Страница 8 из 10
Даниил уже третий раз посмотрел на часы, явно желая свернуть беседу. Смородина задал еще несколько уточняющих вопросов и, прощаясь, проговорил:
– На случай, если захотите мне что-нибудь рассказать, вот моя визитка.
– А фамилия настоящая?
Платон Степанович привык к этому вопросу.
– Да.
Любопытно. Если верить Даниилу, Ольга имела желание развивать людей. Развивать людей – дело опасное, потому что, пока ты развиваешь человека, он внимательно смотрит, что именно и где у тебя плохо лежит. Хотя это верно в обе стороны. Смородина вспомнил дворянина пушкинской эпохи, господина Свиньина. Пушкин презрительно писал о нем, что, мол, тот находит таланты у слуг. Слуг! В которых на самом деле нет и не может быть ничего особенного. Высокомерие поэта естественно, понятна и потребность в его выражении. Порывистый, увлекающийся Пушкин был совершенно непригоден к службе и одновременно, придавленный долгами, вынужден был служить. Вечные долги, несбывшаяся мечта о путешествии по Европе – все это создавало напряжение.
Злые люди говорили, что Свиньин ходил к опекаемым им художникам и жаловался: мол, сел рисовать пейзаж, а забыл, как писать небко. Подопечный рисовал ему небко. Свиньин шел ко второму: вот сел пейзаж рисовать, а забыл, как рисуется травка. Тот исполнял ему травку. Так с миру по нитке Свиньин предвосхитил постмодернизм.
Даниил молод, судит резко. Ольга наверняка смотрела глубже.
Зоя
Среди лекарств был полный порядок. Смородине почудилась некоторая иерархия, они были сгруппированы как книги в хорошей библиотеке. Медсестра пришла в дом еще при муже Ольги. Значит, по глубокому убеждению Александра, была практически вне подозрений. Муж Ольги знал толк в изучении чужих биографий.
– Ольга Иосифовна принимала много лекарств?
– БАДы регулярно, некоторые гормональные препараты. У нее был свой протокол. Остальное по необходимости.
– Как, по-вашему, она могла перепутать упаковки?
– Она была женщина творческая, эмоциональная, порывистая. Но ризипин – лекарство рецептурное, открывается сложно. Она сама его достала и открыла.
– Где он стоял?
– Здесь, – медсестра показала рукой. – А то, что Ольга Иосифовна должна была принимать каждый день, стояло у нее в комнате, на прикроватном столике. Меня уже спрашивал об этом Вениамин. Я, кстати, видела его в доме раньше ‒ кажется, полгода назад.
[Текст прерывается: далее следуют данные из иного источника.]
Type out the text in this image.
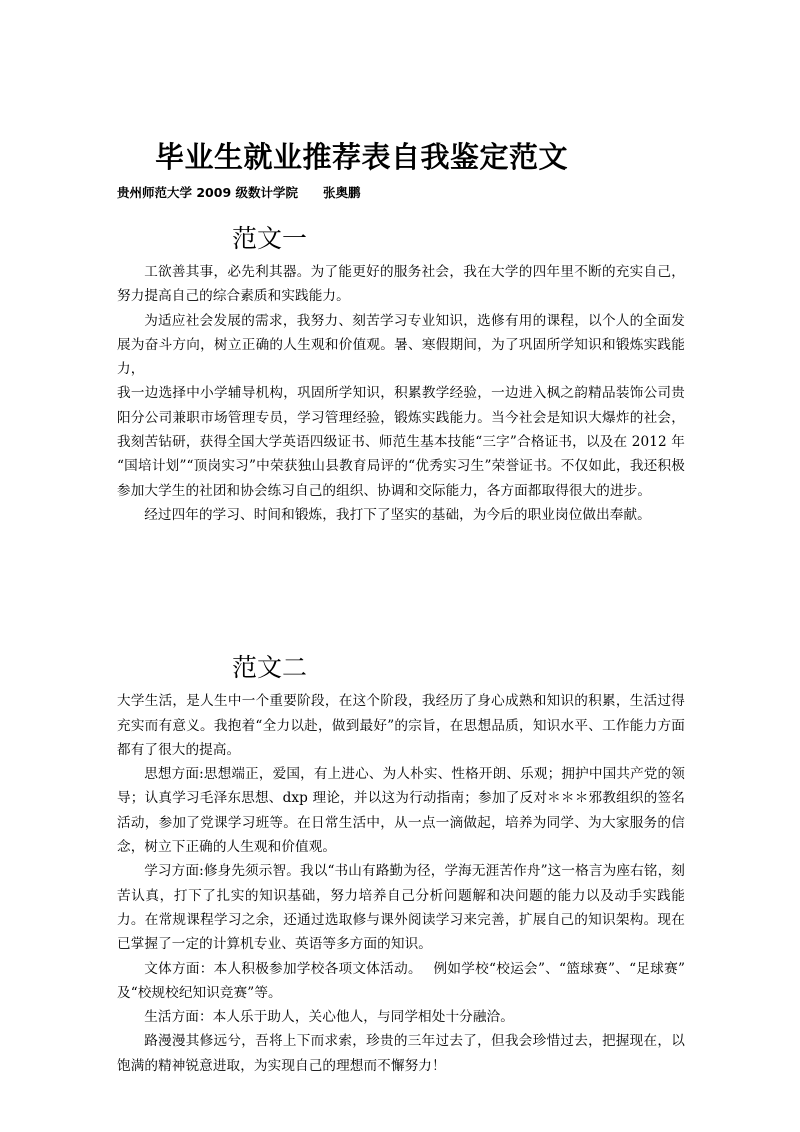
毕业生就业推荐表自我鉴定范文
贵州师范大学 2009 级数计学院　　张奥鹏
范文一

工欲善其事，必先利其器。为了能更好的服务社会，我在大学的四年里不断的充实自己，努力提高自己的综合素质和实践能力。

为适应社会发展的需求，我努力、刻苦学习专业知识，选修有用的课程，以个人的全面发展为奋斗方向，树立正确的人生观和价值观。暑、寒假期间，为了巩固所学知识和锻炼实践能力，

我一边选择中小学辅导机构，巩固所学知识，积累教学经验，一边进入枫之韵精品装饰公司贵阳分公司兼职市场管理专员，学习管理经验，锻炼实践能力。当今社会是知识大爆炸的社会，我刻苦钻研，获得全国大学英语四级证书、师范生基本技能“三字”合格证书，以及在 2012 年“国培计划”“顶岗实习”中荣获独山县教育局评的“优秀实习生”荣誉证书。不仅如此，我还积极参加大学生的社团和协会练习自己的组织、协调和交际能力，各方面都取得很大的进步。

经过四年的学习、时间和锻炼，我打下了坚实的基础，为今后的职业岗位做出奉献。

范文二

大学生活，是人生中一个重要阶段，在这个阶段，我经历了身心成熟和知识的积累，生活过得充实而有意义。我抱着“全力以赴，做到最好”的宗旨，在思想品质，知识水平、工作能力方面都有了很大的提高。

思想方面:思想端正，爱国，有上进心、为人朴实、性格开朗、乐观；拥护中国共产党的领导；认真学习毛泽东思想、dxp 理论，并以这为行动指南；参加了反对＊＊＊邪教组织的签名活动，参加了党课学习班等。在日常生活中，从一点一滴做起，培养为同学、为大家服务的信念，树立下正确的人生观和价值观。

学习方面:修身先须示智。我以“书山有路勤为径，学海无涯苦作舟”这一格言为座右铭，刻苦认真，打下了扎实的知识基础，努力培养自己分析问题解和决问题的能力以及动手实践能力。在常规课程学习之余，还通过选取修与课外阅读学习来完善，扩展自己的知识架构。现在已掌握了一定的计算机专业、英语等多方面的知识。

文体方面：本人积极参加学校各项文体活动。　 例如学校“校运会”、“篮球赛”、“足球赛”及“校规校纪知识竞赛”等。

生活方面：本人乐于助人，关心他人，与同学相处十分融洽。

路漫漫其修远兮，吾将上下而求索，珍贵的三年过去了，但我会珍惜过去，把握现在，以饱满的精神锐意进取，为实现自己的理想而不懈努力！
«Какая крепкая женщина, – думал Смородина, разглядывая медсестру. – В ней от рождения много силы». Волосы короткие, мелированные. Как зажиточный слепыш, Платон Степанович разбирался в дизайнерских оправах. Оценив очки Зои, он с удовольствием отметил, что персоналу в этом доме платили щедро, раз медсестра могла позволить себе такую оправу. Его все больше интересовала незаметная филиппинка. Дом был очень большой, при этом всюду было чисто. Из любопытства он даже пару раз заглядывал под кровати. Пыли не было.
Видела Вениамина раньше? Это странно. Когда они ехали в дом, Вениамин сказал, что они подключились только после смерти его хозяйки.
– И все-таки она могла по ошибке его принять?
– Ошибаются даже великие хирурги, – ответила медсестра, поправляя очки.
– А суицидальных настроений у нее вы не замечали?
– Ольга Иосифовна держала с персоналом дистанцию.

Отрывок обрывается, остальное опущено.